Hospital services

Covid 19 Omicron outbreak: Hawke’s Bay Hospital services reduced as outbreak grows

The seven-day rolling average of community cases is 17,921. Video/NZ Herald

By Tom Kitchin of RNZ

Hawke’s Bay Hospital has had to reduce some of its services and operations, as the number of Covid patients in the hospital increases.

The hospital has been stressed and under pressure over the past year, struggling with the safety of staff and patients in its emergency department and trying to get patients out of the hospital at the right time.

Hospital admissions for Covid-19 in the region have increased over the past week.

On March 1, the hospital’s first case in the current outbreak was admitted.

Today, eight people with the virus are in hospital.

Yesterday, the hospital set up a dedicated Covid-19 ward to manage the growing number of cases.

Reconfigurations of its gastroenterology building allowed 17 Covid-19 patients to remain on the ward, and intensive care units were available if needed.

The hospital would begin to undertake inpatient surveillance testing to find asymptomatic cases.

There was also another ward on standby for another 24 Covid patients if needed.

The birthing unit also had a dedicated suite for māmā infected with the virus.

Hawke’s Bay Hospital operations director Chris Ash said the new Covid-19 wards meant some endoscopy procedures and planned surgeries would have to be postponed.

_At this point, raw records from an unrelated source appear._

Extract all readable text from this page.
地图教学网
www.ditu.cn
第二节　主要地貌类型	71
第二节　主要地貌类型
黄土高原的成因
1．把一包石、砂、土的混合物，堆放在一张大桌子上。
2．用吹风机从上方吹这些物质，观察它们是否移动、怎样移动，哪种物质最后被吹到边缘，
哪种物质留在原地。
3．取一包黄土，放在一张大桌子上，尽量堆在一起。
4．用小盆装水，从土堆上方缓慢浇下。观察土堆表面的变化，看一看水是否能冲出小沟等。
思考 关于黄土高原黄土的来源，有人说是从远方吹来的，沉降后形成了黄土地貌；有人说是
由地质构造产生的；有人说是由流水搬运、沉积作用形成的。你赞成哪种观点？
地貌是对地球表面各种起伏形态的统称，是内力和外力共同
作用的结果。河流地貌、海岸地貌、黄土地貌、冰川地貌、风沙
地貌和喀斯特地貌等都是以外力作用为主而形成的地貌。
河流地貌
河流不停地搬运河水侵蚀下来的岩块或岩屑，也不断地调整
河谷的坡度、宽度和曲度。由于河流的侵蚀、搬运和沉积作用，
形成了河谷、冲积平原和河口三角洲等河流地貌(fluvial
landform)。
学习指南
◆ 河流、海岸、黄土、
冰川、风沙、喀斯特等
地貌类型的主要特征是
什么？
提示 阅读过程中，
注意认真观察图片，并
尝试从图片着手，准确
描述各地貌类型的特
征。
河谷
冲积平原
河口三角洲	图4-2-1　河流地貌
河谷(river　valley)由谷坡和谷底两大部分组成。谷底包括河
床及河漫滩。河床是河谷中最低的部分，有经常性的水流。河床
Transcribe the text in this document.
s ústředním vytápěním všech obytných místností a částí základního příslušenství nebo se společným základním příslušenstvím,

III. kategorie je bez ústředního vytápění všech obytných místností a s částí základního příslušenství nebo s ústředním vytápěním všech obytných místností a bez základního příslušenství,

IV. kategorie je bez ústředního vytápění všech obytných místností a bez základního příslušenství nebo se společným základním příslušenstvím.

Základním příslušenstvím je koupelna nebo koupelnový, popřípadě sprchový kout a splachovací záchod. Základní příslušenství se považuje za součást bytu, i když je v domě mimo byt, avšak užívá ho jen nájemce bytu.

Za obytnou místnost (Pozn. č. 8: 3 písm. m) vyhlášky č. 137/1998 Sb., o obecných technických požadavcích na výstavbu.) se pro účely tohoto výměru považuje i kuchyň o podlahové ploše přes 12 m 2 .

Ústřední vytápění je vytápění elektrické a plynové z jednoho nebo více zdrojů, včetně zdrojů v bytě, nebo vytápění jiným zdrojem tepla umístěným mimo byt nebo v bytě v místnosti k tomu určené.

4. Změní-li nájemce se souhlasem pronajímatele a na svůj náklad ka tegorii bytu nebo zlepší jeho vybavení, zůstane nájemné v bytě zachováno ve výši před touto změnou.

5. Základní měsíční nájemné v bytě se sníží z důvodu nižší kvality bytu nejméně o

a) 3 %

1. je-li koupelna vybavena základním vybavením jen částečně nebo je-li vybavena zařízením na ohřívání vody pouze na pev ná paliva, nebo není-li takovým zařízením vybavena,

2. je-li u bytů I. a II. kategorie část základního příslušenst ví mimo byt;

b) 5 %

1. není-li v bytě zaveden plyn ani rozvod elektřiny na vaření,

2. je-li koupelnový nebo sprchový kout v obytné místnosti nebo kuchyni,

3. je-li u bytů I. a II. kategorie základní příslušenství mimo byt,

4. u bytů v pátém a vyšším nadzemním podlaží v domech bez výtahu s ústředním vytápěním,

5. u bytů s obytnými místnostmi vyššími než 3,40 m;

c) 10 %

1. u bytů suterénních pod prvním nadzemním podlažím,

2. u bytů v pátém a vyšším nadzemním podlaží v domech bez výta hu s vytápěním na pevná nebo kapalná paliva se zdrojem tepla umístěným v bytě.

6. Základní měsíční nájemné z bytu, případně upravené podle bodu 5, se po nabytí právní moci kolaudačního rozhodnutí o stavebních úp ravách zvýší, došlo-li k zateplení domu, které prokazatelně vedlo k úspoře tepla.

Hawke's Bay Hospital Emergency Department in Hastings.  Photo / Tom Kitchin
Hawke’s Bay Hospital Emergency Department in Hastings. Photo / Tom Kitchin

Outpatient appointments would switch to virtual consultations if necessary, he said.

DHB chief executive Keriana Brooking told RNZ that Covid demand meant some services would have to be “cut back” at the hospital.

“We figured out what things we may have to do less of, what are the things we may have to do outside of the hospital, so in someone’s house, and we also looked at how we could be able to increase our ability to offload,” she said.

“We will need to communicate with our community, and sometimes quite quickly, if we find ourselves in the position where we need to continue to provide a service, but in doing so we may need to manage the services we have.”

Hospital stays were about half of Delta’s, although DHB expects more people to arrive who needed to be managed longer, Brooking told Morning Report.

The hospital had admitted a number of children with the coronavirus, she said.

Brooking maintained that acute and emergency care would still be available.

She said staff had been asked to raise their hands to redeploy to another role if needed.

Demand in the emergency department had been “reasonably heavy” over the past two months, but not as busy as the busiest in May last year.

The department can cope with around 120 people per day.

But in May last year they reached 185 in one day, 65 more than normal capacity.

“I wouldn’t say we’ve been completely silent — but the 180 presentations a day we’ve had in the past — we haven’t seen that many,” Brooking said.

As of Monday, there were nearly 3,000 active cases of Covid-19 in Hawke’s Bay.

The region had only about 40 during the 2020 outbreak.